In theme the Albert Memorial is also classically Victorian, being a combination of sentimentality and self-publicity. Despite supposedly being devoted to the dead prince, it’s mainly about extolling the virtues of Britain. The centrepiece is a big statue of Albert surrounded by tableaux symbolising the 4 corners of the British Empire: India, is elephants, North America is buffaloes etc. And at the bottom there’s smaller statues and inscriptions devoted to various notable Victorians.
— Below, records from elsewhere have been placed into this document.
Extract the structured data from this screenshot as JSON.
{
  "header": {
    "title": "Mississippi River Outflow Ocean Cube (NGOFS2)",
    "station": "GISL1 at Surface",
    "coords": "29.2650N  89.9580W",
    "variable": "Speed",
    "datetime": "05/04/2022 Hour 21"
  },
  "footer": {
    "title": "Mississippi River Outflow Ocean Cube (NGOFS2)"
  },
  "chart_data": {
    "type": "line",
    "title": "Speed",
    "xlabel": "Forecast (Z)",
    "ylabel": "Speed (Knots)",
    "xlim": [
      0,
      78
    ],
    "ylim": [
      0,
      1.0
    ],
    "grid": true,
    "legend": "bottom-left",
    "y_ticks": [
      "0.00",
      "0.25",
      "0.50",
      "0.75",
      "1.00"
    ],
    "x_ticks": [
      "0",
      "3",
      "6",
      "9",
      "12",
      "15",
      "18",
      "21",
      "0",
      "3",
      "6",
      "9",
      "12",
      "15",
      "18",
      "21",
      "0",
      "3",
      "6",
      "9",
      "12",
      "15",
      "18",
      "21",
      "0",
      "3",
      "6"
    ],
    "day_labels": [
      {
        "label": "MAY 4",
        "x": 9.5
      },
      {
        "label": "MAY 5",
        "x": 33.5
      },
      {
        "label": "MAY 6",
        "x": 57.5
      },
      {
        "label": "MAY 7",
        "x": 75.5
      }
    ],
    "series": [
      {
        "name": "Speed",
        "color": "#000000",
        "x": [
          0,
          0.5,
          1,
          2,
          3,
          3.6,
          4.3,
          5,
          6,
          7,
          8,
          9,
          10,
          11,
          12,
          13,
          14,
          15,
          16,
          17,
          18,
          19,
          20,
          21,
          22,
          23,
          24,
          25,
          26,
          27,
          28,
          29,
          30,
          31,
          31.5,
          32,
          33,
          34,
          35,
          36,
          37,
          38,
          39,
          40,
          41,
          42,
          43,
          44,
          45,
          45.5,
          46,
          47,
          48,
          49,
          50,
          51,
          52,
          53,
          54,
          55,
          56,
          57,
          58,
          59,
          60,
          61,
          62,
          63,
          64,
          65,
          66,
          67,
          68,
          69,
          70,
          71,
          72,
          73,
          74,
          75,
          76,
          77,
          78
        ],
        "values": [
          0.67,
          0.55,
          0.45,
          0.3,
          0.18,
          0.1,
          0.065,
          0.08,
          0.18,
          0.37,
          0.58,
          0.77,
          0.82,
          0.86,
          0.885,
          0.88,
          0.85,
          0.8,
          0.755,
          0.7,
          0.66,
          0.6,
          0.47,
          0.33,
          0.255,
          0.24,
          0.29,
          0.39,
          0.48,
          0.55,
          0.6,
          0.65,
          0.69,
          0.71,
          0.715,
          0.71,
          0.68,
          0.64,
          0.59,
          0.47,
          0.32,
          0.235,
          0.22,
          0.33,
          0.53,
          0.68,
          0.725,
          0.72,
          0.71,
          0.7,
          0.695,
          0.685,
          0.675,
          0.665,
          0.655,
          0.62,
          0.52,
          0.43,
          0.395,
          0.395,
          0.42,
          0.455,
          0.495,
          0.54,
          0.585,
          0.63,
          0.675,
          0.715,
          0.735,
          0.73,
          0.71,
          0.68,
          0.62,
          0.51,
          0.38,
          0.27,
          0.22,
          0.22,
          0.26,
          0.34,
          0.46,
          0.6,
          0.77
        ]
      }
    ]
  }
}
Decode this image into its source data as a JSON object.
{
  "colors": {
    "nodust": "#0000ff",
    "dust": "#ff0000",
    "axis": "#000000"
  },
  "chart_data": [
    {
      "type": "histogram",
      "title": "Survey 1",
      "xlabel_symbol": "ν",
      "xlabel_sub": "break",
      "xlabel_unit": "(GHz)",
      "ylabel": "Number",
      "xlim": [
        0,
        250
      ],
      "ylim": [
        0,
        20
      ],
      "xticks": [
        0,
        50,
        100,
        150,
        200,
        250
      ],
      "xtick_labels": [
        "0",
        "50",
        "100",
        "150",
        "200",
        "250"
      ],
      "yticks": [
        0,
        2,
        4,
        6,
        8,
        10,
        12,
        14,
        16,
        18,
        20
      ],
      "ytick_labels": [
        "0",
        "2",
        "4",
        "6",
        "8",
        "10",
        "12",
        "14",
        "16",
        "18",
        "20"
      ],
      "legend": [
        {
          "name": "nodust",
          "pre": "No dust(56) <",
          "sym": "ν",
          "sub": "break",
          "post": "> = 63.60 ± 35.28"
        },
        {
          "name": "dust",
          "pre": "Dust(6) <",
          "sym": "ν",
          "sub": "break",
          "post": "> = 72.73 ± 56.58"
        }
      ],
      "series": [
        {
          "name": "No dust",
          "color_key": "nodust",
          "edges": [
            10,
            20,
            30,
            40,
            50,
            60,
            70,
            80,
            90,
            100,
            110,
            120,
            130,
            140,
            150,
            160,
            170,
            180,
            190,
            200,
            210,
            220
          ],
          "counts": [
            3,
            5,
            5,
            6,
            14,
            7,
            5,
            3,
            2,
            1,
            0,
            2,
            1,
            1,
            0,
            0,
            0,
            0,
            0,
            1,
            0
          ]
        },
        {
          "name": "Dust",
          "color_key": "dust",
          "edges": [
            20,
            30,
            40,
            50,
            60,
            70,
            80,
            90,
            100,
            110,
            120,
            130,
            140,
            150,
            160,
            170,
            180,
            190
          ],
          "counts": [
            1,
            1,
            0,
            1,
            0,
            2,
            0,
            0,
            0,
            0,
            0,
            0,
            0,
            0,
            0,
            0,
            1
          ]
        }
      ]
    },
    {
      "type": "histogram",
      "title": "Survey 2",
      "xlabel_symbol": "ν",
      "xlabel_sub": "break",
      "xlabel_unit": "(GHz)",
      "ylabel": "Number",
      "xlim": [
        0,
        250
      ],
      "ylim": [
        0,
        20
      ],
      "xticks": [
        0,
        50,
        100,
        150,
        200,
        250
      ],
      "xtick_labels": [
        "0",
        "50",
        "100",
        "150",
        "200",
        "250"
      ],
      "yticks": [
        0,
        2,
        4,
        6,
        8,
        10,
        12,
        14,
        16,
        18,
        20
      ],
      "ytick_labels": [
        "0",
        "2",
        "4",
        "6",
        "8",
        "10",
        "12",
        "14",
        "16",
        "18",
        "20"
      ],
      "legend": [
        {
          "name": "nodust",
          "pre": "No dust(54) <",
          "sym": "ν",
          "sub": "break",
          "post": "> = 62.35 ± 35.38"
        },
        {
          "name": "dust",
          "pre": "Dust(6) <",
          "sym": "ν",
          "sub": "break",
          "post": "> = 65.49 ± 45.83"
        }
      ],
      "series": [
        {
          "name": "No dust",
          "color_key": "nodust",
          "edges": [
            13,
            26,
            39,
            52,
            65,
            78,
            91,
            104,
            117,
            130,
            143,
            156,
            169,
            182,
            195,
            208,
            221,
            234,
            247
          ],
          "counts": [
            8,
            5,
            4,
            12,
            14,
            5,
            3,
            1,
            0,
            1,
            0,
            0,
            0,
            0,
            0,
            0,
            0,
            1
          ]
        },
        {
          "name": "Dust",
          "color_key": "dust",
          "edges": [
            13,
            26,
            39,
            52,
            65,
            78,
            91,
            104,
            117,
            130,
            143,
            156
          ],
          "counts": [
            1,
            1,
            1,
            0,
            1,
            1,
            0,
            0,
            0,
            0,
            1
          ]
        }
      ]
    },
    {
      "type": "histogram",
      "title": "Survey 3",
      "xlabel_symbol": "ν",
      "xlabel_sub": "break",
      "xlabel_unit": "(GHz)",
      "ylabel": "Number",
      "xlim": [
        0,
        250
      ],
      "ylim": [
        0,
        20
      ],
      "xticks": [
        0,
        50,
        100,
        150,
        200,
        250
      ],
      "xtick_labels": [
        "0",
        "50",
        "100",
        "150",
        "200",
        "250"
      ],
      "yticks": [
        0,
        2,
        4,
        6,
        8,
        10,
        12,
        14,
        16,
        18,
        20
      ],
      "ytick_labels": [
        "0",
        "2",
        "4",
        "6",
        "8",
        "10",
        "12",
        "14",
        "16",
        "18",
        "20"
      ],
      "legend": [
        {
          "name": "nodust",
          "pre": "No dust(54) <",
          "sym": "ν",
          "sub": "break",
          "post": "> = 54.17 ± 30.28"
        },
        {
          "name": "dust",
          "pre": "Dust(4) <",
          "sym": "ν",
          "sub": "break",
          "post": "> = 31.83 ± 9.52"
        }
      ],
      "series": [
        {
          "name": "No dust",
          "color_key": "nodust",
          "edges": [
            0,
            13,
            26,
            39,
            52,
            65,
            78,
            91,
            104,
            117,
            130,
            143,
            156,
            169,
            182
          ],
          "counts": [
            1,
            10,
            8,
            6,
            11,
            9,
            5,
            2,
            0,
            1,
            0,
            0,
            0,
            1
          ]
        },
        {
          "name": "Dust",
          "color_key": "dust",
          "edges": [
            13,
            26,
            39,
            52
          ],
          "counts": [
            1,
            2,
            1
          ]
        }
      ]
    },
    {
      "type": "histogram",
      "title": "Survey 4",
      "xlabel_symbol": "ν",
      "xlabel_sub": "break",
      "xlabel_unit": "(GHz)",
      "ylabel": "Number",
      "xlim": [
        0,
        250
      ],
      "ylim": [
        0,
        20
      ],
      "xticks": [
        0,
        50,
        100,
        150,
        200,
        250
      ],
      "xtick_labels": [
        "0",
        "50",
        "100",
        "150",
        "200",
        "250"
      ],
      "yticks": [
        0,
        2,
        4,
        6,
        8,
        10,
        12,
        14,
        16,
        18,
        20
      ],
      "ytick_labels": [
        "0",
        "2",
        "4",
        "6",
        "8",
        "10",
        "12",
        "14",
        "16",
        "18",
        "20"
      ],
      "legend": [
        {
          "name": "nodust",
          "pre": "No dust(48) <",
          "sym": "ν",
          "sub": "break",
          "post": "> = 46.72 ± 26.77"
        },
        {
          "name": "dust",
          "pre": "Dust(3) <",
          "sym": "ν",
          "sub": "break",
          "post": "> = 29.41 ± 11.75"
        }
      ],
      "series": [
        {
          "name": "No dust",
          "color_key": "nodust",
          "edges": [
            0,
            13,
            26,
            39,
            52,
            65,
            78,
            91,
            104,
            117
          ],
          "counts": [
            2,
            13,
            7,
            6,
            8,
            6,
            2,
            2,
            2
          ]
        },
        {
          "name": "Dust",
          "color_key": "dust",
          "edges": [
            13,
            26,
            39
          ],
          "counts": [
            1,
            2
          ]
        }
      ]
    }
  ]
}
Location-wise, the Albertopolis is situated in a pleasant area of Kensington Gardens, near the entrance. On Sunday this area is popular with horse riders, roller-bladers and dog walkers and you can sit on the steps people watching. As it’s in a public place it’s free to look at, although its now gated off so you
can’t get really close to Albert. (Maybe too many people put traffic cones on his head.) If you’re visiting the area its probably best to combine it with a visit to the other attractions in Kensington to make it a worthwhile visit. As, just by itself, there’s certainly worse places than the Albert memorial to spend a spring day at. But there’s also a lot better to see in London.